A Capela de Ronchamp que escolhi falar de entre muitas das suas obras estava inserida num programa de reconstrução de edifícios destruídos pela guerra. Quando fazem a proposta de construção de Ronchamp, Corbusier não era um homem religioso. Por isso, tenta inteirar-se dos actos e ritos católicos a fim de mapear as possíveis orientações da obra e dar resposta a todos os requisitos. A capela foi sucessivamente destruída devido a várias razões o que levou a que a mesma fosse fruto de uma ideia e de um acto peregrino, um acto “sísifico”. E é de facto um edifício magnetizante pelas suas formas que estavam muito avançadas para a época, para um período pós-guerra que se queria racional. Há na capela a ideia de duplicidade que de resto há no arquitecto que criou um alter-ego que guarda em si outro alter-ego. Vista do exterior, ela é como um barco no topo de uma colina, um barco que navega muito devagar; no interior é como as casas com chaminé de fada da Capadócia, como um refúgio. Até prefiro pensar que se aproxima muito das teorias estéticas do gótico e que as aberturas funcionam simbolicamente como vitrais coando a luz em exactos momentos do dia e dos rituais que no interior têm lugar. De facto esta opinião tem paralelo com o passado, mas não com a Idade Média: Corbusier baseou-se no que viu da villa Adriana na sua viagem a Itália. A luz é filtrada e escorre pelas paredes derramando um reboco rugoso que dá o sinal de uma presença sobrenatural. E quando a luz invade o interior o vermelho é a cor que se assume, que assume a sua intensidade. A dualidade referida há pouco também se nota no confronto de pesos, como por exemplo entre a leveza do tecto e a robustez das paredes, entre o orgânico e o ortogonal, entre as paredes planas sem aberturas e as paredes perfuradas, entre o tecto suspenso e o tecto atarracado, entre as linhas axiais e as linhas que desenham elementos como nuvens, mãos, rios, cobras e estrelas, entre as cruzes e pedras fundadoras e as borboletas e pombas que marcam a entrada da capela. A partir da carapaça de um caranguejo nasce a configuração de um abraço e a partir do corpo crucificado de Cristo nasce a ossatura interior do tecto.

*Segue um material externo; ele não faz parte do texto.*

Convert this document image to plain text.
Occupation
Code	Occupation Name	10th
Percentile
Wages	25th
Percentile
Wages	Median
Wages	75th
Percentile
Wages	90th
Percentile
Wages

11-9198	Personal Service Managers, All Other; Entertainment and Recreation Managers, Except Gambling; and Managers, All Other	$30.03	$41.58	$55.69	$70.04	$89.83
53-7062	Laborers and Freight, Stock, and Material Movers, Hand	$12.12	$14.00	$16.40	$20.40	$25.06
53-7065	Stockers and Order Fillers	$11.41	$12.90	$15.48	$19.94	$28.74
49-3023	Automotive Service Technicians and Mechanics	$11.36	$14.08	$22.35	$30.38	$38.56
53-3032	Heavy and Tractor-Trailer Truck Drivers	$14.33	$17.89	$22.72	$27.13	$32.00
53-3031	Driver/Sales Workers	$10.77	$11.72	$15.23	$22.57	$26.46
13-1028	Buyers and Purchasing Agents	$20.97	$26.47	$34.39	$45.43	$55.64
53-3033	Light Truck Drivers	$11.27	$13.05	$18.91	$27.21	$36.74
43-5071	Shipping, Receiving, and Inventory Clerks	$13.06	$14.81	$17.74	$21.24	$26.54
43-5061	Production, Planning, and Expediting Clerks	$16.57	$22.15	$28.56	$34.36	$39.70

A espontaneidade um pouco agrilhoada da criação também se prende com o confronto entre o sentido de pertença da obra a um lugar e o sentido sagrado da mesma que faz com que ela pertença a lugar algum por ser como o próprio Deus: omnipresente. Esta criação que geralmente associamos ao divino e que necessita de um tempo de incubação também pode estar associado ao maligno, uma vez que o “incubo” era um demónio. O acto de criação também poderia ser um acto de esconjurar o demónio. Cruzes canhoto, lagarto, lagarto, lagarto.
3 Comments:
é por estas e por outras que achava que tinha a tal profissão... está belíssimo... uma barrigada de informação e pensamento.
concorrência (des) leal
Caro João Barbosa:
Olhe, não sou professora de ninguém, mas vou aprendendo alguma coisa com aquilo que leio!
Caro AM:
tenho a certeza que está a brincar. Acha que alguma vez vou eu, sapateiro, subir acima da chinela? conheço a minha práia, cára. arquitectura é consigo e com o Despropósito.